Veteran firefighter Douglas L. Barry will be named acting chief of the Los Angeles Fire Department today, the first African American in the agency's history to assume the top job.
Barry, 53, will take over Jan. 1 for outgoing Fire Chief William Bamattre, who resigned last week amid uproar over harassment and racial discrimination in the Fire Department.
Mayor Antonio Villaraigosa's senior advisors said the mayor expects Barry, a 31-year department veteran, to work aggressively toward ending discriminatory practices that have resulted in multimillion-dollar lawsuits and triggered two critical city audits.

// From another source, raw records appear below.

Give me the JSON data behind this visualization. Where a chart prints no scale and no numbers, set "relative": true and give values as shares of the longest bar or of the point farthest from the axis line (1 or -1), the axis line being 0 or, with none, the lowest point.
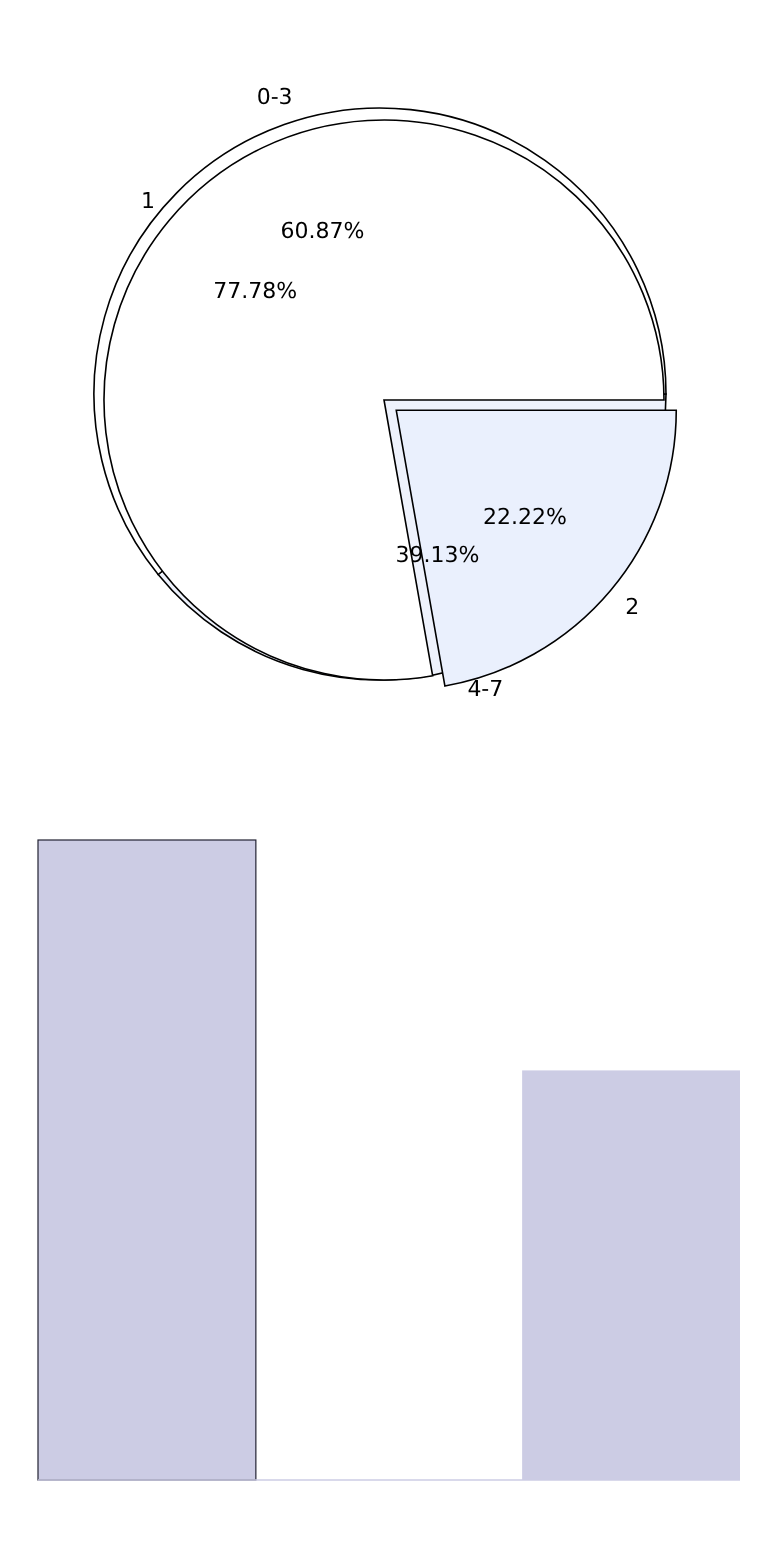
{
  "chart_data": [
    {
      "type": "pie",
      "categories": [
        "4-7",
        "0-3"
      ],
      "values": [
        39.13,
        60.87
      ],
      "value_labels": [
        "39.13%",
        "60.87%"
      ],
      "colors": [
        "#eef2fc",
        "#ffffff"
      ]
    },
    {
      "type": "pie",
      "categories": [
        "2",
        "1"
      ],
      "values": [
        22.22,
        77.78
      ],
      "value_labels": [
        "22.22%",
        "77.78%"
      ],
      "colors": [
        "#eaf0fd",
        "#ffffff"
      ]
    },
    {
      "type": "bar",
      "relative": true,
      "categories": [
        null,
        null
      ],
      "values": [
        1,
        0.64
      ],
      "color": "#cccce4"
    }
  ]
}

"The mayor wanted to find a person for the interim who is a change agent and ready to create momentum and action for the department, who knows it well, who has served it well, and also who has the leadership skills and shared vision for excellence," said Robin Kramer, the mayor's chief of staff.
Barry's elevation to acting chief also serves an important political purpose for Villaraigosa, who has come under withering criticism from some African Americans for vetoing a $2.7-million settlement granted to a black firefighter who had sued the city for racial discrimination.
Those critics complained that Villaraigosa yielded to public outrage over the size of the settlement to Tennie Pierce, whose station house dinner was laced with dog food by other firefighters in 2004, rather than deal with the broader question of discrimination in the department.
Appointing a black chief, even on an interim basis, could go a long way toward mollifying some of those critics.
But some of the city's African American leaders viewed Barry's selection as only a first step in a broader effort to address hazing and harassment practices that have defied solution.
"Just appointing an African American is not enough. It has to go much further," said Earl Ofari Hutchinson, president of the Los Angeles Urban Policy Roundtable. "The key is the support and the tools and an aggressive attack on the culture of racism in the department."
The interim chief, now an assistant fire chief managing the day-to-day operations of the department's Fire Prevention Bureau, will take over an organization that has grown more diverse in the last decade but is still riven by accusations of racism, sexism and a hostile work environment.